Living in India has its difficulties. One couple exemplifies opposing responses to a land of heat, spice, poverty, beauty and exuberant street life: Dogulas (Nighy) learns to delight in the city's pleasures. By way of contrast, his embittered wife (Penelope Wilton) complains about the food and refuses to leave her hotel room.
Libidos don't always go gently into the good night of old age. Norman, the aptly named Ronald Pickup, is looking for a last fling. Celia Imrie would like to find a rich husband.
The cheerfully chaotic young man (Dev Patel) who runs the hotel is prone to exaggerating the splendor of its amenities, which mostly are non-existent.

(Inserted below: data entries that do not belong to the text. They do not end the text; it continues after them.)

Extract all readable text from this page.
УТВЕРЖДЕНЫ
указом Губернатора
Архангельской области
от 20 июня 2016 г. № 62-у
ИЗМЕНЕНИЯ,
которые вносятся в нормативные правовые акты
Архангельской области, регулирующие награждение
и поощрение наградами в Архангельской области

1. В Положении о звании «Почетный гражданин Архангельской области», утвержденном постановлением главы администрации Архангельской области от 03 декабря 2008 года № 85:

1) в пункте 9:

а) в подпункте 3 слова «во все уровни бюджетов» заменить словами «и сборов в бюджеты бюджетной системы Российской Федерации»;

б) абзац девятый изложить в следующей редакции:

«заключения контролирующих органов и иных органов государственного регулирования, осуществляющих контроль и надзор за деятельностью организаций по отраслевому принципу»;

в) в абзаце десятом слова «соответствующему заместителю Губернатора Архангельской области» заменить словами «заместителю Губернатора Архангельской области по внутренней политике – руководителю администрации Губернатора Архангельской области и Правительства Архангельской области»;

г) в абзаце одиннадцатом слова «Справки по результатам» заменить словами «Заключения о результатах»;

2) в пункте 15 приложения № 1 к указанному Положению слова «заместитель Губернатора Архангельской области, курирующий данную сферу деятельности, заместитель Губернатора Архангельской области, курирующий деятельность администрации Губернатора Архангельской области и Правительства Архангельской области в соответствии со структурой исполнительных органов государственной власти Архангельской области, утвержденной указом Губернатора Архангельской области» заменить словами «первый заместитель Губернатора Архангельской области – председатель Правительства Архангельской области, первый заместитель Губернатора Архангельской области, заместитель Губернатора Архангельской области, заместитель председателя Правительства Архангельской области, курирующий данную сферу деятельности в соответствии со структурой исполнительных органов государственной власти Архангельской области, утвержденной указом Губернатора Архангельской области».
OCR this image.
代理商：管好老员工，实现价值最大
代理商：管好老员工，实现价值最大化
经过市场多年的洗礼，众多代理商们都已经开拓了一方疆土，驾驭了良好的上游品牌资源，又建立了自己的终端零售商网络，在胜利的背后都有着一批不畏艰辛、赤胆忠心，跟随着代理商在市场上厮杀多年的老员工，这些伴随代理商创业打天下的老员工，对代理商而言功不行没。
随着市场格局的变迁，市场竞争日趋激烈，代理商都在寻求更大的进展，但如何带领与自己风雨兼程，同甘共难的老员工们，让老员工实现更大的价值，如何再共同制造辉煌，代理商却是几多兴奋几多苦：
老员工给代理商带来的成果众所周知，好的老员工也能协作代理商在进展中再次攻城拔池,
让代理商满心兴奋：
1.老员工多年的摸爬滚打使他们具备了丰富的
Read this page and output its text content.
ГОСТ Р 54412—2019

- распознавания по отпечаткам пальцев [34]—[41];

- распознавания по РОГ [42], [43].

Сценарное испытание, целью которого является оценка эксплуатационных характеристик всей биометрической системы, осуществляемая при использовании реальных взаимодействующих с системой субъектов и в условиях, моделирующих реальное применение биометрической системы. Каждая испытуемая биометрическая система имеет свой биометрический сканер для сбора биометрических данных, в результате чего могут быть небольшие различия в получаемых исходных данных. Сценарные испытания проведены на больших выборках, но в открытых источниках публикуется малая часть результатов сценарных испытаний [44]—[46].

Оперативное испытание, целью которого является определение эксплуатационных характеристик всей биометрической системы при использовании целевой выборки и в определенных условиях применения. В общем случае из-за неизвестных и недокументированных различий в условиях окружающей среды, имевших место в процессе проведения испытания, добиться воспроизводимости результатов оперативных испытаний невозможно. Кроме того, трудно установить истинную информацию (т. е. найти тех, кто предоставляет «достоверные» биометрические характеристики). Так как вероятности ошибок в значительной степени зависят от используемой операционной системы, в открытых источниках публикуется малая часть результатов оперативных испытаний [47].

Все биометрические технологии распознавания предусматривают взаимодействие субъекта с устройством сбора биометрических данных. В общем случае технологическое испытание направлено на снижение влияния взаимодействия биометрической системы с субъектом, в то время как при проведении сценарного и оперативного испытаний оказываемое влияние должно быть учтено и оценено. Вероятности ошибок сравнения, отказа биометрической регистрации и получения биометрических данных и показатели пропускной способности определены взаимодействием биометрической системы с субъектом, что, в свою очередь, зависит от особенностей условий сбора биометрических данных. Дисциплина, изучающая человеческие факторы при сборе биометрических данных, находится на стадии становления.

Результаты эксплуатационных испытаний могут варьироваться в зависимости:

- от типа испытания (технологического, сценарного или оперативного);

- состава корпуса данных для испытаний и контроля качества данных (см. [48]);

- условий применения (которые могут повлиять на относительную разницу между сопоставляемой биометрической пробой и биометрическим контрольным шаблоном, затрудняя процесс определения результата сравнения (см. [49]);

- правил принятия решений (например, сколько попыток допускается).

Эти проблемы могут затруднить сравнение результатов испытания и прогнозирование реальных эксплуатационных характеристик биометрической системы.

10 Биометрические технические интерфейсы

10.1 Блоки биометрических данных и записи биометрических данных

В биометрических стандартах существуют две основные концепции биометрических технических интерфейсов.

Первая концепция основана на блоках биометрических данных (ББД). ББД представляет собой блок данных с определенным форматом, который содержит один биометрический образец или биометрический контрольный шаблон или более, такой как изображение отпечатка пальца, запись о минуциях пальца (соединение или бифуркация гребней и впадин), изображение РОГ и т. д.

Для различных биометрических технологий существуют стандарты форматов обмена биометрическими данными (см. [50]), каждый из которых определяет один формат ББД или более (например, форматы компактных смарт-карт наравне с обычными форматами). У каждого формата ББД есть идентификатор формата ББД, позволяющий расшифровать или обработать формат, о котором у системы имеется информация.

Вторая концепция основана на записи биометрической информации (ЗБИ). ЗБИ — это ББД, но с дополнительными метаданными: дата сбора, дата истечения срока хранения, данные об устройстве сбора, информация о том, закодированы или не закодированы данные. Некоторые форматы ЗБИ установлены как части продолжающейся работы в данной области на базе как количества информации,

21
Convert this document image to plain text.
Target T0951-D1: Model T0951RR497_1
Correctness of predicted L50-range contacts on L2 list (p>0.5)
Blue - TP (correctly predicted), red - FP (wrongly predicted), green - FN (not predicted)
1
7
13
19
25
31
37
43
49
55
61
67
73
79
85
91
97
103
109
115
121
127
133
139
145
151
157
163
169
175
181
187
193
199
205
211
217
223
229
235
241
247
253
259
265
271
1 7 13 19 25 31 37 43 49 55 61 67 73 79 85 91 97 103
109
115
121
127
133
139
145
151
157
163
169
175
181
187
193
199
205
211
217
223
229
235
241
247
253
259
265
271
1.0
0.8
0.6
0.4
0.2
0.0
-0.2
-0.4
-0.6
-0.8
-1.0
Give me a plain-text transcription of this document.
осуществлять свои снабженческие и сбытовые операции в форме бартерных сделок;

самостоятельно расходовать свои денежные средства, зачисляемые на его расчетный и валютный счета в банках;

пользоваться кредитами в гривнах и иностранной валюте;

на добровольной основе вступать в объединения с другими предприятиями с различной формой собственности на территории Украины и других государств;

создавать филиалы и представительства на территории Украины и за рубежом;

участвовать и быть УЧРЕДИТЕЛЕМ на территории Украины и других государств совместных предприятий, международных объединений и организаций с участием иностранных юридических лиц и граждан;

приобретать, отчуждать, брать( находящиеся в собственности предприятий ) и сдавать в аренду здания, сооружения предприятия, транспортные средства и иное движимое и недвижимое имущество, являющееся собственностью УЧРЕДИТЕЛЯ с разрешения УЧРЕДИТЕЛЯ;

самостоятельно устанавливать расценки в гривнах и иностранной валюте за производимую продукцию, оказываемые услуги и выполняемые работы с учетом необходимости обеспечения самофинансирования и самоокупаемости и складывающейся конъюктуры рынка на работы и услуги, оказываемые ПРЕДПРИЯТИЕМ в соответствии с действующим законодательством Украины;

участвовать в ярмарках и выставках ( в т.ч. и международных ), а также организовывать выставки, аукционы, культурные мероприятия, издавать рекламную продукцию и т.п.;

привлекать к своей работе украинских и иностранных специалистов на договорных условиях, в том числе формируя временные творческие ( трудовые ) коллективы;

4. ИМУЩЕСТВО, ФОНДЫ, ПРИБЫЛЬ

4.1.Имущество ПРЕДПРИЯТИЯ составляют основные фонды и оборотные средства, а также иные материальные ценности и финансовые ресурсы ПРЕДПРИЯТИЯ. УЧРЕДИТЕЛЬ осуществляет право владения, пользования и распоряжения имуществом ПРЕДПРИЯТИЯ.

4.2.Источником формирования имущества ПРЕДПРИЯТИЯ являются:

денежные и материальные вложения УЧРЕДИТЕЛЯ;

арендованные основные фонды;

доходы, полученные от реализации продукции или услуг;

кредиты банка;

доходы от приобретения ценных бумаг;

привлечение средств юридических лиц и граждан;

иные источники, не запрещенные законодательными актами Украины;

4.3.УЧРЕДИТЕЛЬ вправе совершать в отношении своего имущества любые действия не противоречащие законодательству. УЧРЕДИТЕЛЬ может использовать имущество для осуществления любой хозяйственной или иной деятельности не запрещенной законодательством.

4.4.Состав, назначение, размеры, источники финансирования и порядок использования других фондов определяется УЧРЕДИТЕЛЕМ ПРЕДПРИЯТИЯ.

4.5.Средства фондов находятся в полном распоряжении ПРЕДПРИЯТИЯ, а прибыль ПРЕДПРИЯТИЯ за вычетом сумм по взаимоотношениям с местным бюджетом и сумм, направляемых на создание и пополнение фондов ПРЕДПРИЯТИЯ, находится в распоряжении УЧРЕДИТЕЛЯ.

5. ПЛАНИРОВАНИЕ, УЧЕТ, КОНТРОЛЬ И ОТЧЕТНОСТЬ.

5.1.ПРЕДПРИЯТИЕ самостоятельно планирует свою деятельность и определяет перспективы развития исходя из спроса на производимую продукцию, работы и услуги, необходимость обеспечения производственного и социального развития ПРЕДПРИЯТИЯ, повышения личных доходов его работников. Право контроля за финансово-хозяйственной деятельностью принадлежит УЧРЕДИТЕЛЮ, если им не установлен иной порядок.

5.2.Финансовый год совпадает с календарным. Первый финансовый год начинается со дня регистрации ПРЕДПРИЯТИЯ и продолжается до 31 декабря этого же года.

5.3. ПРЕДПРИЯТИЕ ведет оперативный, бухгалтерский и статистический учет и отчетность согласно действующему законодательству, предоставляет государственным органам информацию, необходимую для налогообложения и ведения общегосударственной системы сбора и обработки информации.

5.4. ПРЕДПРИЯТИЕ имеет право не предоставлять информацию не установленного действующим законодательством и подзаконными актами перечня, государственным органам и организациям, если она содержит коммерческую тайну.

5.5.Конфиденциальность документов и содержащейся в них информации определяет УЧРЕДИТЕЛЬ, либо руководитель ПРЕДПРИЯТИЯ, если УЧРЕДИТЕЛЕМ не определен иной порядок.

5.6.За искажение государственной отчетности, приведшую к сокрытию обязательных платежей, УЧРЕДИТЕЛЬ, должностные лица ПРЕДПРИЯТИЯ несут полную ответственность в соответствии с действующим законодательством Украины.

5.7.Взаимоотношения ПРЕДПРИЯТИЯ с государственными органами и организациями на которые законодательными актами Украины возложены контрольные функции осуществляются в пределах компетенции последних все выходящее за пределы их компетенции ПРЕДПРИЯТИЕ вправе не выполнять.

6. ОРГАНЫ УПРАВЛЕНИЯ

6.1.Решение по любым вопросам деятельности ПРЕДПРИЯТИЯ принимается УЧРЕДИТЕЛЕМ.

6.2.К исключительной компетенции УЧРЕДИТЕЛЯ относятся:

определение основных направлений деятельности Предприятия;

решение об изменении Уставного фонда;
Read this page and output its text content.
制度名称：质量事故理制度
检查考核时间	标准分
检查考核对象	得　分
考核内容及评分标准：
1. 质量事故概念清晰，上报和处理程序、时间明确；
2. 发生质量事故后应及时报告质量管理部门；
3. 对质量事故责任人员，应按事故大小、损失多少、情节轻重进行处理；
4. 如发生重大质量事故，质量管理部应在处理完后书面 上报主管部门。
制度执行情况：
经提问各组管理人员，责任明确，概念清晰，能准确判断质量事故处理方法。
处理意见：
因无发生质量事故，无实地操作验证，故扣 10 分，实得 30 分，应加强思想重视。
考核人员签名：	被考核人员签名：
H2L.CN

Patel's Sonny Kapoor has his own troubles. He's romantically involved with a young woman (Tena Desae) who works at a call center. Sonny's mom (Lillete Dubey) opposes her son's relationship with Desae's character, and wants to sell the hotel, which she views as both a social embarrassment and a financial burden.
There's no faulting any of the performances, and there's enough wit and humanity in the screenplay to keep The Best Exotic Marigold Hotel from turning smarmy. And if -- in the end -- it's a bit of a fantasy for the over 60 crowd ... well ... not everyone wants to groove on The Avengers.